輪行時に自転車をどのように置くかについては、新幹線や特急などのクロスシートの電車の場合は最後尾の座席の後ろに置かせてもらうと最も邪魔にならない。ボックスシートやロングシートの場合はできるだけ端の座席にいた方がよいが、通勤用の座席の少ない電車の場合は出入り口近くのスペースに置いたほうが邪魔にならない場合もある。なお、マナーとして時間帯を調整してできるだけ混雑する時間帯を避けたいものである。
鉄道に持ち込む場合に、JRグループ・営団地下鉄(現東京メトロ)の場合は1999年1月1日より手数料を取らず自転車を無料で持ち込めるようになったが、私鉄の場合は手荷物料金を取るところと無料の所とで対応が分かれている。手荷物料金はややもすると人間の運賃より高くなることがあるため、自転車愛好者の側からは「ぜひ無料で持ち込み可能にして欲しい」という働きかけをしている人達もいるようである。
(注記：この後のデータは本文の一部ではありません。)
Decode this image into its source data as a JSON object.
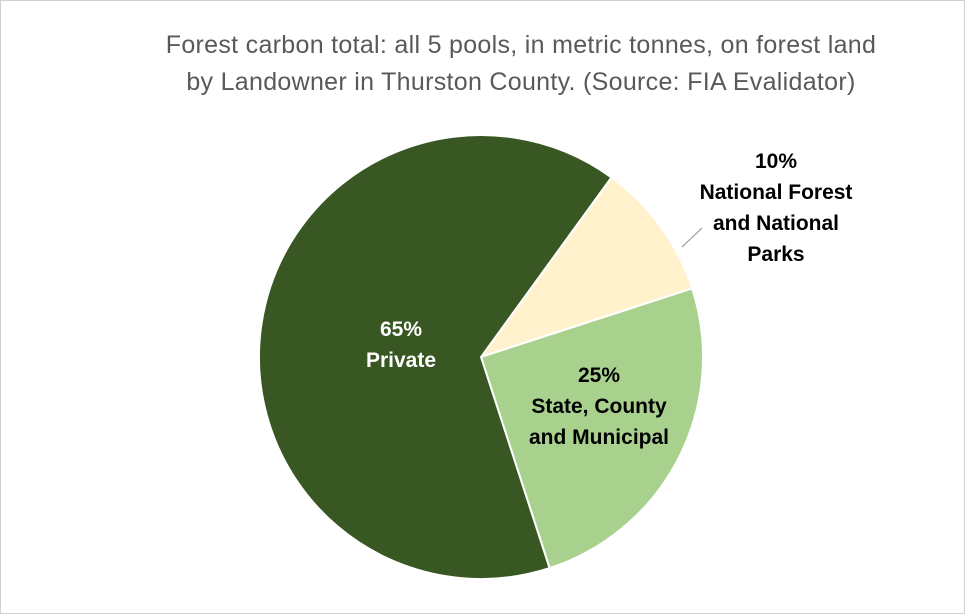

ロードレーサーやマウンテンバイクを輪行する場合、前輪のみを外すタイプと、前後輪を外すタイプが存在するが、後者の方が小さいサイズで輪行することが出来る。電車の混雑状況や座席の配置・形状、車掌の判断により、前輪のみ外すタイプの輪行では乗車拒否されることがあるので、注意されたい。
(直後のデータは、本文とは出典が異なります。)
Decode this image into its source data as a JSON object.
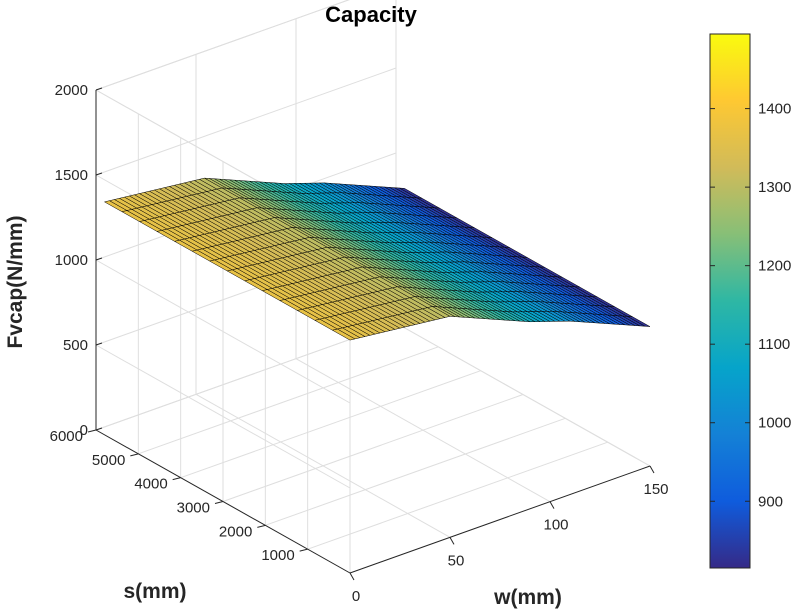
{
  "chart_data": {
    "type": "surface",
    "title": "Capacity",
    "xlabel": "w(mm)",
    "ylabel": "s(mm)",
    "zlabel": "Fvcap(N/mm)",
    "xlim": [
      0,
      150
    ],
    "ylim": [
      0,
      6000
    ],
    "zlim": [
      0,
      2000
    ],
    "x_ticks": [
      0,
      50,
      100,
      150
    ],
    "y_ticks": [
      1000,
      2000,
      3000,
      4000,
      5000,
      6000
    ],
    "z_ticks": [
      0,
      500,
      1000,
      1500,
      2000
    ],
    "grid": true,
    "colormap": "parula",
    "colorbar": {
      "range": [
        815,
        1495
      ],
      "ticks": [
        900,
        1000,
        1100,
        1200,
        1300,
        1400
      ],
      "placement": "right"
    },
    "surface": {
      "w_range": [
        0,
        150
      ],
      "s_range": [
        0,
        5800
      ],
      "profile_w": [
        0,
        50,
        70,
        90,
        110,
        130,
        150
      ],
      "profile_fvcap": [
        1370,
        1300,
        1200,
        1100,
        1020,
        920,
        820
      ]
    },
    "colors": {
      "grid": "#dedede",
      "axis": "#262626",
      "mesh_edge": "#000000"
    }
  }
}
以前輪行は、交通機関として自転車と電車は競合するとして、競技の道具と明確化できるアマチュア登録選手、競輪選手にしか許可されなかったが、日本サイクリング協会が「趣味としてのサイクリング用」として認知させることで一般サイクリストにも道を拓いた。会員証の提示、その廃止を経て、1999年1月からJRグループにおいてはアマチュアのサイクリストについては無料で自由持込が認められている(競輪選手については現在も有料)。許可制だった当時は、日本サイクリング協会会員のみの許可(会員証提示)、更に帆布製の輪行袋を使用する事が義務付けられていた。
[編集] 飛行機による輪行
飛行機の場合、幹線を飛んでいる大きな航空機では問題なく輪行できる場合が多いが、小型飛行機を使用している航空会社(アイベックスなど)や主要航空会社でもローカル線など小型の飛行機を運航している路線の場合、飛行機の荷物収納スペースが小さいため乗客の預かり手荷物が多い場合などは輪行を断られる場合もある。
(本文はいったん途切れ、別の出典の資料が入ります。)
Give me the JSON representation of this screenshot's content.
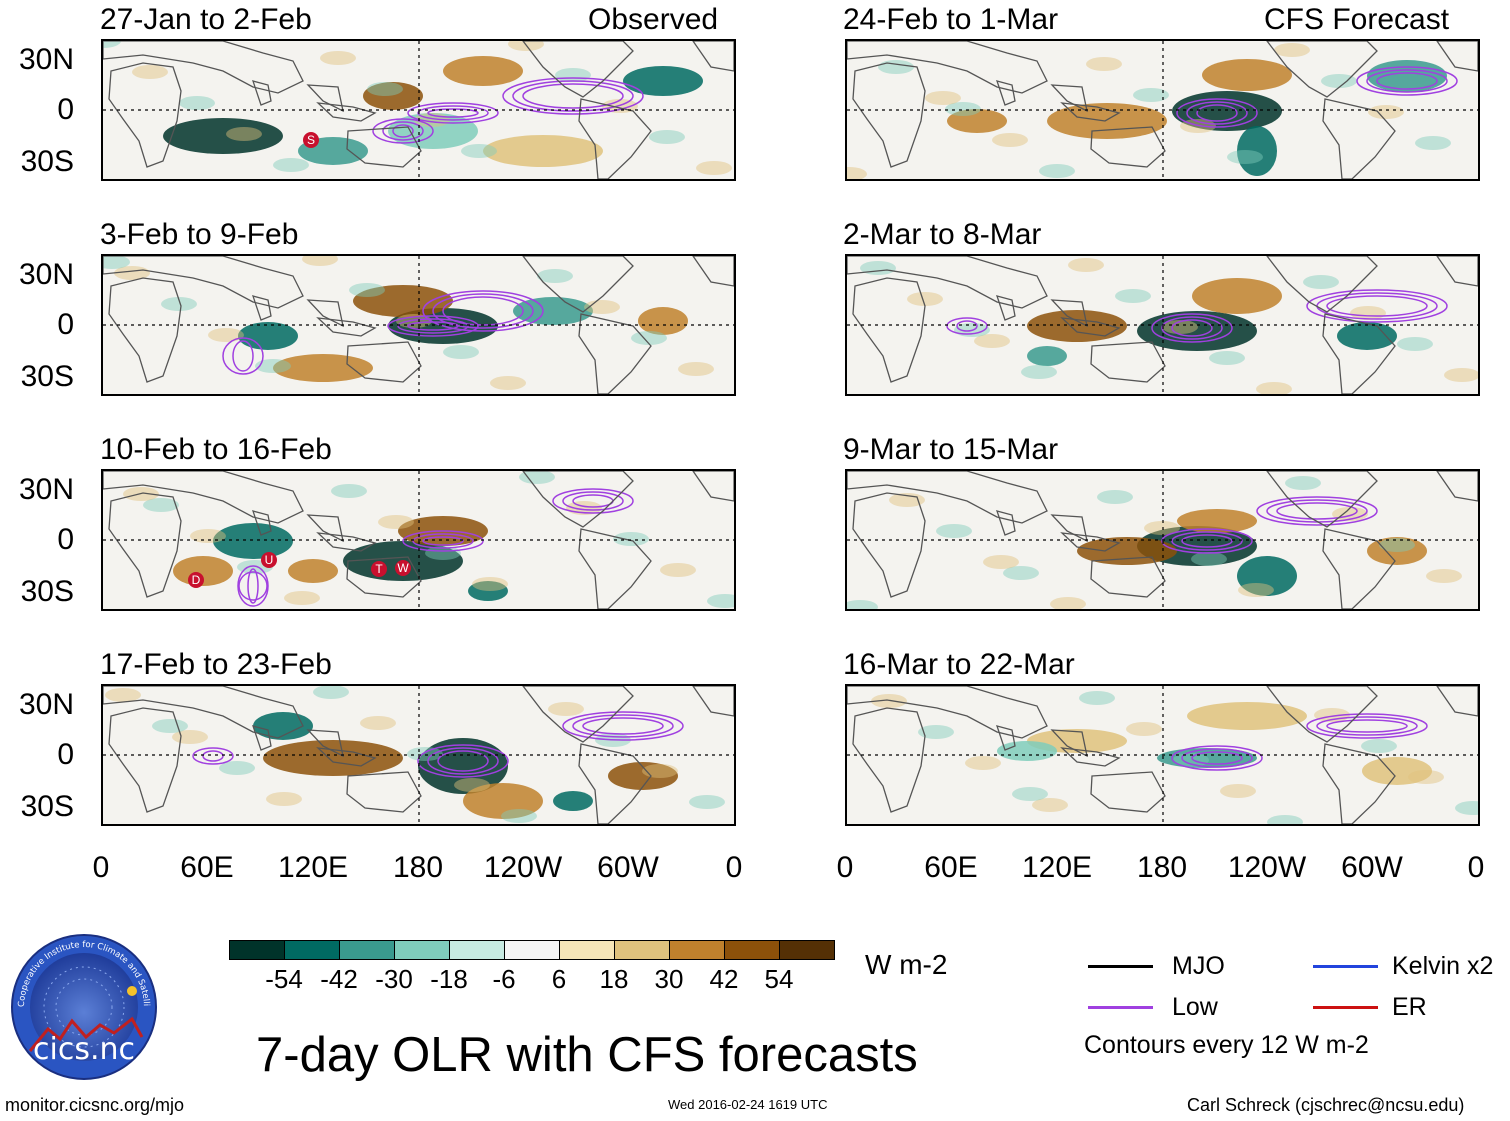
{
  "header": {
    "left_tag": "Observed",
    "right_tag": "CFS Forecast"
  },
  "panels": {
    "observed": [
      {
        "title": "27-Jan to 2-Feb",
        "storms": [
          "S"
        ]
      },
      {
        "title": "3-Feb to 9-Feb",
        "storms": []
      },
      {
        "title": "10-Feb to 16-Feb",
        "storms": [
          "D",
          "U",
          "T",
          "W"
        ]
      },
      {
        "title": "17-Feb to 23-Feb",
        "storms": []
      }
    ],
    "forecast": [
      {
        "title": "24-Feb to 1-Mar"
      },
      {
        "title": "2-Mar to 8-Mar"
      },
      {
        "title": "9-Mar to 15-Mar"
      },
      {
        "title": "16-Mar to 22-Mar"
      }
    ]
  },
  "axes": {
    "lat_labels": [
      "30N",
      "0",
      "30S"
    ],
    "lon_labels": [
      "0",
      "60E",
      "120E",
      "180",
      "120W",
      "60W",
      "0"
    ]
  },
  "colorbar": {
    "unit": "W m-2",
    "ticks": [
      "-54",
      "-42",
      "-30",
      "-18",
      "-6",
      "6",
      "18",
      "30",
      "42",
      "54"
    ],
    "colors": [
      "#00332a",
      "#006a62",
      "#3a9a8e",
      "#7fcdbb",
      "#c7eae1",
      "#f5f5f5",
      "#f6e6b8",
      "#dfc27d",
      "#bf812d",
      "#8c510a",
      "#543005"
    ]
  },
  "legend": {
    "items": [
      {
        "label": "MJO",
        "color": "#000000"
      },
      {
        "label": "Kelvin x2",
        "color": "#2244dd"
      },
      {
        "label": "Low",
        "color": "#a040e0"
      },
      {
        "label": "ER",
        "color": "#cc1111"
      }
    ],
    "contours_note": "Contours every 12 W m-2"
  },
  "logo": {
    "text": "cics.nc",
    "ring_text": "Cooperative Institute for Climate and Satellites"
  },
  "main_title": "7-day OLR with CFS forecasts",
  "footer": {
    "url": "monitor.cicsnc.org/mjo",
    "timestamp": "Wed 2016-02-24 1619 UTC",
    "credit": "Carl Schreck (cjschrec@ncsu.edu)"
  }
}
また航空機に乗せる場合、輪行時に自転車が壊れても損害賠償を請求しないなどの条件に同意し誓約書を書く必要がある。 故に、破損を防ぐためしっかりと梱包して輪行しなければならない。たとえば、変速機周辺やブレーキなどの精密部には特に気を遣わねばならない。(国内線の破損率と国際線の破損率は国際線の方が、比較的に高いため注意が必要である。)
なお、福岡空港・中部国際空港・羽田空港などのように空港まで電車で行ける場合は空港までの電車での輪行が可能だが、空港連絡バスを使う場合は事前にバス会社に自分の輪行袋のサイズを伝えて、その袋に収納した自転車の持ち込みが可能かどうか確認しておく必要がある。バスに自転車を乗せられない場合は、知人の車で運んでもらったり、タクシーなどバス以外の交通機関を利用したりする必要が生ずる。
[編集] フェリーでの輪行
フェリー等に自転車を持ち込む場合、自動車やバイクなどと同様に正規の搬送料金がある場合と、手荷物の延長として扱われる場合がある。前者の場合は所定の駐輪スペースに自転車を分解せずに駐めて本人は客室に入れば良い。後者の場合は輪行袋に収納して持ち込むことになるが、手荷物料金が必要な航路と不要な航路があるので事前に確認しておくのが良い。なお、小さな船を使用している場合は搭載そのものを断られる場合もある。